Anti-nociceptive activity of nitric oxide synthase inhibitors in the mouse: dissociation between the effect of L-NAME and L-NMMA.

Abstract

The anti-nociceptive effect of selective inhibitors of nitric oxide synthase has been assessed in a formalin-induced paw-licking model in mice. L-NG-Nitro arginine methyl ester (L-NAME) but not L-NG-monomethyl arginine (L-NMMA) exhibited anti-nociceptive activity in both the early and late phases of paw licking following intraperitoneal administration. The effect on the late phase response was more pronounced. L-NAME (0.1-100 micrograms) and L-NG-nitro arginine base (L-NOARG; 10 micrograms) but not D-NAME (10 micrograms) were also anti-nociceptive following intracerebroventricular administration. L-NAME (10 micrograms) administered by this route did not influence locomotor activity. L-NMMA was inactive at doses up to 40 micrograms by this route.
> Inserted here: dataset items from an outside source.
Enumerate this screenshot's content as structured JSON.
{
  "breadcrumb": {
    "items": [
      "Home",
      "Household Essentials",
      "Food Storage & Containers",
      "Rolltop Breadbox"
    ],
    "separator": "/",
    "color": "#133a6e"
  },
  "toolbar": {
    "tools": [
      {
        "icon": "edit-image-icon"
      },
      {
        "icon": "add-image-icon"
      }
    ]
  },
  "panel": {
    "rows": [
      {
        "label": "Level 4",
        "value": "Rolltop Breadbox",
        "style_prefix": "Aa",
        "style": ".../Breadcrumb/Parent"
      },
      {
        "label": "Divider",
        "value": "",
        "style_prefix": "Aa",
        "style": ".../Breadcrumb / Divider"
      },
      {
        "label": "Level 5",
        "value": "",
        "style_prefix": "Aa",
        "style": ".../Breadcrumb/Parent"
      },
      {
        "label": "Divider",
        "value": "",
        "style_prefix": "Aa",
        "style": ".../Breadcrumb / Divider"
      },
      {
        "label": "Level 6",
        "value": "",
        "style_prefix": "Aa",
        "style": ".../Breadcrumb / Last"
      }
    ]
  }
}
At higher doses (75-200 micrograms) L-NMMA produced a similar and non-dose related reduction in early/late phase paw-licking time. D-NMMA (100 micrograms) was inactive. The greater anti-nociceptive effect of L-NAME in this model accords with recently published biochemical data indicating that L-NAME is several orders of magnitude more potent than L-NMMA as an inhibitor of brain nitric oxide synthase. These data support the use of L-NAME as a selective tool to investigate the central pharmacological effects of nitric oxide.